Quand le Père Noël perd sa magie
Mais le voyage ne s’arrête pas là. Papa Nwèl, traumatisé, tente de rejoindre à pied un lieu sûr. Le commissariat de police le plus proche semble une option. Mauvaise idée. La police haïtienne, sous-équipée et démoralisée, ne fait guère de différence entre un bienfaiteur et un bandit potentiel. Le bonhomme est arrêté, interrogé, puis relâché – non sans que quelques agents en profitent pour lui subtiliser les quelques bonbons restés dans ses poches.
Affamé et fatigué, il est finalement recueilli par une famille haïtienne. Cette dernière, malgré sa pauvreté extrême, partage son maigre repas avec lui.

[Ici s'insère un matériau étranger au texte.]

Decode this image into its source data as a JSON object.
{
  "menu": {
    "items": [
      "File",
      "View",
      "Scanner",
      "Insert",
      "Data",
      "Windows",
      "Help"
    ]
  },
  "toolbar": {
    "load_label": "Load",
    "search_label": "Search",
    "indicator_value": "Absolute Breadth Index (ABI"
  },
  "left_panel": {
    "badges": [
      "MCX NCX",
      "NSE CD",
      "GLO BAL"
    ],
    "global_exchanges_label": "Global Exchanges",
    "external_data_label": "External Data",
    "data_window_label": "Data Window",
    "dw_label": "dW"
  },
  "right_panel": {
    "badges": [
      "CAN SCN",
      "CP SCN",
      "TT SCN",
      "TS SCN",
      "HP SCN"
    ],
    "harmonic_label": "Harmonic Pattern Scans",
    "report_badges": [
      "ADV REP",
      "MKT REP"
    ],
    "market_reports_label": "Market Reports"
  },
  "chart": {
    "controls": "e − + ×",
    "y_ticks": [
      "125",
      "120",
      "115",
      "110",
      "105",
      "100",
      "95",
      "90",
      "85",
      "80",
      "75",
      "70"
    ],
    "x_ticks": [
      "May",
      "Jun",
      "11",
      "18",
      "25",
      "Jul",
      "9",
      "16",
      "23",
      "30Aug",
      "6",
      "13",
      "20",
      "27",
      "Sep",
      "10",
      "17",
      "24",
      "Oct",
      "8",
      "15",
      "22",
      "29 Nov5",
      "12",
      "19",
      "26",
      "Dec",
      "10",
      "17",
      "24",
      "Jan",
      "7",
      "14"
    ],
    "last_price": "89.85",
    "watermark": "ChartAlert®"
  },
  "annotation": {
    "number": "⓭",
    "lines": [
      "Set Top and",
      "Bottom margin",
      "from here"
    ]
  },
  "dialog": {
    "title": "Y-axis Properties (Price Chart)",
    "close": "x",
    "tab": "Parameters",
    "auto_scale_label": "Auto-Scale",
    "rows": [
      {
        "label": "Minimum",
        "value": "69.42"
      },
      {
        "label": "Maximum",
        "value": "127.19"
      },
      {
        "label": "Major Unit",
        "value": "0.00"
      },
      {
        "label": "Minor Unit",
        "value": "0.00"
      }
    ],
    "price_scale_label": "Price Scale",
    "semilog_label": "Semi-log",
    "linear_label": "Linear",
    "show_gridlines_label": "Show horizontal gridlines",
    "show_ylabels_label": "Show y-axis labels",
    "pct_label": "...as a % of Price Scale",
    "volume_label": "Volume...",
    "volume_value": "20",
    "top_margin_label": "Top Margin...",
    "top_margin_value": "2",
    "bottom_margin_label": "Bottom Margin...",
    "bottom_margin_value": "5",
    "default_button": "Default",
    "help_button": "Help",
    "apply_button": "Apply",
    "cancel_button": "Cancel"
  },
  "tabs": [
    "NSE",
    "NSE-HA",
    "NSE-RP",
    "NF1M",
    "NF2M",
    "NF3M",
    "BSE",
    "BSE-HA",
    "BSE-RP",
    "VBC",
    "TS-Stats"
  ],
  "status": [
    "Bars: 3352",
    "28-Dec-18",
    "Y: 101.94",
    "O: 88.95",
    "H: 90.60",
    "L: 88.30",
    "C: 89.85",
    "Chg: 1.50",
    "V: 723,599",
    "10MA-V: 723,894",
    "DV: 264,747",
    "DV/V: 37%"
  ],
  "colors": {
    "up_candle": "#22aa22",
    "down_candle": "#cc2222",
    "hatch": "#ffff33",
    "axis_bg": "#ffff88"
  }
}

Ce geste bouleverse profondément le Papa Nwèl, qui réalise que, dans ce pays déchiré, l’hospitalité reste une valeur sacrée.
Pourtant, la générosité de cette famille ne suffit pas à lui rendre espoir. Les enfants, en haillons, le regardent avec admiration, mais aussi une pointe d’interrogation. « Papa Nwèl, ou pa pote jwèt pou nou ? » (“Père Noël, tu n’as pas apporté de jouets pour nous ?”) La gorge nouée, il s’excuse. Le poids de leur déception le hante.
Papa Nwèl s’attaque aux Occidentaux
Une fois rétabli, Papa Nwèl prend une décision radicale. S’il ne peut pas distribuer de cadeaux en Haïti, il ira directement frapper à la porte des responsables de ce désastre. Direction les grandes capitales occidentales. Là, il échange son costume rouge traditionnel contre une chemise en lin froissé et un pantalon beige, typiquement haïtien. Sa hotte, désormais vide, est remplie de lettres écrites par des enfants haïtiens, adressées aux dirigeants du monde.
À Paris, il tente de s’introduire à l’Élysée. Mais on le refoule gentiment : « Monsieur, veuillez déposer votre requête par voie électronique. » À Washington, il est intercepté par les services secrets avant même d’avoir franchi les grilles de la Maison-Blanche. À Ottawa, il est invité à une conférence sur l’aide internationale, où on lui explique doctement que des millions de dollars sont déjà envoyés chaque année à Haïti – sous-entendu : “Le problème, c’est eux, pas nous.”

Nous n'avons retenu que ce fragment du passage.